Samsung impose un choix brutal à ses utilisateurs : accepter que vos données de santé servent à entraîner son IA, ou perdre définitivement tout l'historique synchronisé.

Lucas Martin 1 min de lecture
Samsung Health veut vos données de santé ou efface tout

Un consentement, c'est censé être un choix libre. Visiblement, Samsung a une définition un peu différente du concept. La firme coréenne vient de déployer un nouveau toggle dans Samsung Health qui place les utilisateurs face à une alternative pour le moins musclée : autoriser l'application à exploiter vos données de santé pour entraîner ses modèles d'IA, ou voir l'intégralité de votre historique synchronisé disparaître. Définitivement.

Un choix qui n'en est pas vraiment un

Le principe du consentement éclairé, c'est de pouvoir dire non sans subir de conséquences. Là, Samsung joue une autre partition. Si vous refusez de partager vos données avec la machine, l'application supprime tout ce qui était stocké côté cloud : activités, sommeil, fréquence cardiaque, cycles, et tout le reste. Des mois, parfois des années de suivi qui s'évaporent d'un coup. (Je ne sais pas vous, mais personnellement, j'aurais du mal à appeler ça un vrai choix.)
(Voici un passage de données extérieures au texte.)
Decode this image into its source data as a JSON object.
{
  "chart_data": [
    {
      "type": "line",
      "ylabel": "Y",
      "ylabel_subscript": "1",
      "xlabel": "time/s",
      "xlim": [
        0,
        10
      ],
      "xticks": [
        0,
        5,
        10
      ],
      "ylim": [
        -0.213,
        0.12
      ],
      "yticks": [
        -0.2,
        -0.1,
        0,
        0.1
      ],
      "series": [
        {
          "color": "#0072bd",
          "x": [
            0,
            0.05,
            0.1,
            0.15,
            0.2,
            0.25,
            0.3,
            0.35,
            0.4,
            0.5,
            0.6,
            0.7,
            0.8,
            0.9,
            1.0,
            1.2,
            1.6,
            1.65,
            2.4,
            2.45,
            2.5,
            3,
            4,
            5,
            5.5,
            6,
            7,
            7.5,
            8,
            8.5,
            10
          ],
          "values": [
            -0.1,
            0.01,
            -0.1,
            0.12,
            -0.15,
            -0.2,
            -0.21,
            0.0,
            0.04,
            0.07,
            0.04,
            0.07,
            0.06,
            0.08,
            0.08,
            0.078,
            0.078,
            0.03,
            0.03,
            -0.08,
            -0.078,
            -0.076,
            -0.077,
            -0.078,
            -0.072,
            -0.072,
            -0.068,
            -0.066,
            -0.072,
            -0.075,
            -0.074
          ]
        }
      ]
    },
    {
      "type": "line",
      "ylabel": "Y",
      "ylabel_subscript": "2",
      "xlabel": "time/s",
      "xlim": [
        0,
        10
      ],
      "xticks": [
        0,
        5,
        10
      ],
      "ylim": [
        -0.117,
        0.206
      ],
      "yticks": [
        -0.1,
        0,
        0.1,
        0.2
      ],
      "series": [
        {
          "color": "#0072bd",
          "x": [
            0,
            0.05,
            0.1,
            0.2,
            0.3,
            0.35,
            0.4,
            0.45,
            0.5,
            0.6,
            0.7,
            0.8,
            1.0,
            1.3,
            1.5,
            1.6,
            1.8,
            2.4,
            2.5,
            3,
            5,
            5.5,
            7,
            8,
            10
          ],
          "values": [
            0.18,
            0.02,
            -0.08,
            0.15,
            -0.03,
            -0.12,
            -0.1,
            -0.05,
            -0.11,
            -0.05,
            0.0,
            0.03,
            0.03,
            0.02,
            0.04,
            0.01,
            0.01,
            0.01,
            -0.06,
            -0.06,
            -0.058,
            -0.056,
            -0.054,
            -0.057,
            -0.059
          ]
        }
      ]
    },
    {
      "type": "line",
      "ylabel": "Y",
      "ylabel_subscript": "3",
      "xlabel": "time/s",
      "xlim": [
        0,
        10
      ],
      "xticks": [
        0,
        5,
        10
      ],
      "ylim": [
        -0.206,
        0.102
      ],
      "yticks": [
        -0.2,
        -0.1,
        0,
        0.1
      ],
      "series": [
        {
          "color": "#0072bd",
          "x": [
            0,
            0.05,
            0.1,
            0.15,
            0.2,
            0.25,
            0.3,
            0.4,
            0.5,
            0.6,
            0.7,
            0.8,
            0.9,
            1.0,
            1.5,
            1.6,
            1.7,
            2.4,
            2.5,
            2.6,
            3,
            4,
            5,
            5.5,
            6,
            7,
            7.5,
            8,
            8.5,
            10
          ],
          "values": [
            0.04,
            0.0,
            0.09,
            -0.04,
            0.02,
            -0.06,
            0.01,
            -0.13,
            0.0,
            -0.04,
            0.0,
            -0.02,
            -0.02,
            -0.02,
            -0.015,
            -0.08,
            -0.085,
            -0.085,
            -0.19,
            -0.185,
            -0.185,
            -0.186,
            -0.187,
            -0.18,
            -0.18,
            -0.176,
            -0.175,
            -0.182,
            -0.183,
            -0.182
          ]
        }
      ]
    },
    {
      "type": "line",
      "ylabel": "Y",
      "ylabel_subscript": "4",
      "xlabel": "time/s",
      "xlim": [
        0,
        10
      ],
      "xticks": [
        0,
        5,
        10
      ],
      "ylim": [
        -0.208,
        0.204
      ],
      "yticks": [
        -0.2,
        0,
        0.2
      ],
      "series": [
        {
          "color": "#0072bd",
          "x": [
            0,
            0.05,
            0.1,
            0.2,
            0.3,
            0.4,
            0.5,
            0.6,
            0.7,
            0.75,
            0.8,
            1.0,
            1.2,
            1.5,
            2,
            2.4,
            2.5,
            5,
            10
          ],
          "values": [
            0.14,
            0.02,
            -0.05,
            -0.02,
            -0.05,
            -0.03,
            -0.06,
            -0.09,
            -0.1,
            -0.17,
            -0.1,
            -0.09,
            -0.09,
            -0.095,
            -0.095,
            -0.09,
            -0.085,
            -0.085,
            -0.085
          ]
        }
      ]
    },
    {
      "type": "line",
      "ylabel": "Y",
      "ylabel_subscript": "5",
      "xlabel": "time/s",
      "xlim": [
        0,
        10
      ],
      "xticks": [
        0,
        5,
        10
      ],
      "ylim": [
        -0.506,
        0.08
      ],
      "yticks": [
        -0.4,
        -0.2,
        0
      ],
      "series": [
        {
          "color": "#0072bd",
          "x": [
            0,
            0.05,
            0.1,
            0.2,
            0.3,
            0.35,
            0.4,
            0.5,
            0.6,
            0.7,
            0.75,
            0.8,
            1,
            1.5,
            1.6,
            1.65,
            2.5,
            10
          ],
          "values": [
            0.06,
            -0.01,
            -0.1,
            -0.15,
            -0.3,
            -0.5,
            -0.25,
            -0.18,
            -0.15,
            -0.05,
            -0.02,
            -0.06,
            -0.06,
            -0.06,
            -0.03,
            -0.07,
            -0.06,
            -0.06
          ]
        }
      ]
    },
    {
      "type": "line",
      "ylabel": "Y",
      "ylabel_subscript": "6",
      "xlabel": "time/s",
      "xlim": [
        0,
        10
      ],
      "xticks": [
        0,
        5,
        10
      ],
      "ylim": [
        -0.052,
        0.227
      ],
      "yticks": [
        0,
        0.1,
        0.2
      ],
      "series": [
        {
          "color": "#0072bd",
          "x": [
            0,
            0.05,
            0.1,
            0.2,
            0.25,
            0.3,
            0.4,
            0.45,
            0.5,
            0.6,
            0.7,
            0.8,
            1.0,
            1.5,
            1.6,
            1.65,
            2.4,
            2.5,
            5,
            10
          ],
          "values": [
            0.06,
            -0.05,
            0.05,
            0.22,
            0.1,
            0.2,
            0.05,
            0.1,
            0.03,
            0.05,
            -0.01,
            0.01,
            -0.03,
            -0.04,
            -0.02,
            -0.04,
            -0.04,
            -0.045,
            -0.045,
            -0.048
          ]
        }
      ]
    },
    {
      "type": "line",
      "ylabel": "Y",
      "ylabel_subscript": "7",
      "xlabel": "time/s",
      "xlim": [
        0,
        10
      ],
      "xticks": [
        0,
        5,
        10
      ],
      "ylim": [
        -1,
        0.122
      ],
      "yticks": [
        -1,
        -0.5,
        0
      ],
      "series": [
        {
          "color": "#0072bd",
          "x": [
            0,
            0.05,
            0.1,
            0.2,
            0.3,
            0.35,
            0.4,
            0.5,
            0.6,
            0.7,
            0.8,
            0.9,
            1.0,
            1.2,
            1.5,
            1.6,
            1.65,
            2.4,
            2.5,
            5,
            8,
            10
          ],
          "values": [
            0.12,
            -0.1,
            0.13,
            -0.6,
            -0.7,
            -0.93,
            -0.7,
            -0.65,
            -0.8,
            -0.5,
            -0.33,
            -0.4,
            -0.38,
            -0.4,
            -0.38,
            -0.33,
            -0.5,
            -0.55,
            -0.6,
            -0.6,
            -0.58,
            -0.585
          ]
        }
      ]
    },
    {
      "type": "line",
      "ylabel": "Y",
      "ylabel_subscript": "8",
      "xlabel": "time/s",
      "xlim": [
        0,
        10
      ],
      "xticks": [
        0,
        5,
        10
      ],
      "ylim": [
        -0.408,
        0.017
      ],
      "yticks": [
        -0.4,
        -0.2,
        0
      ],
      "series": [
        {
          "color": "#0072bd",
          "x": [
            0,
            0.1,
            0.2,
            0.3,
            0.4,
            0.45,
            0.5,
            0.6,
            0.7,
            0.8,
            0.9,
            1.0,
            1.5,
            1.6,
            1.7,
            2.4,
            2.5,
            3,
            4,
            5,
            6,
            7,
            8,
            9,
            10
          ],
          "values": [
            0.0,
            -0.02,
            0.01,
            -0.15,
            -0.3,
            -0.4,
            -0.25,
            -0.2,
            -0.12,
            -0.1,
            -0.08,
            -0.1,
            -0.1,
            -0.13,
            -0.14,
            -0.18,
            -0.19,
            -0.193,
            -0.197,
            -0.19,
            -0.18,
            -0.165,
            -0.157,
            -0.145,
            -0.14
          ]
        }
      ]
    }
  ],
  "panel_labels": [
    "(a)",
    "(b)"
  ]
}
Ce qui rend la situation encore plus inconfortable, c'est la nature des données en question. On ne parle pas de vos playlists ou de votre historique de navigation. On parle de données de santé : rythme cardiaque, poids, pression artérielle, qualité du sommeil, voire des informations sur la santé reproductive pour les utilisatrices qui suivent leur cycle. Des données par définition sensibles, que la plupart des législations européennes classent dans une catégorie à part, justement parce qu'elles méritent une protection renforcée.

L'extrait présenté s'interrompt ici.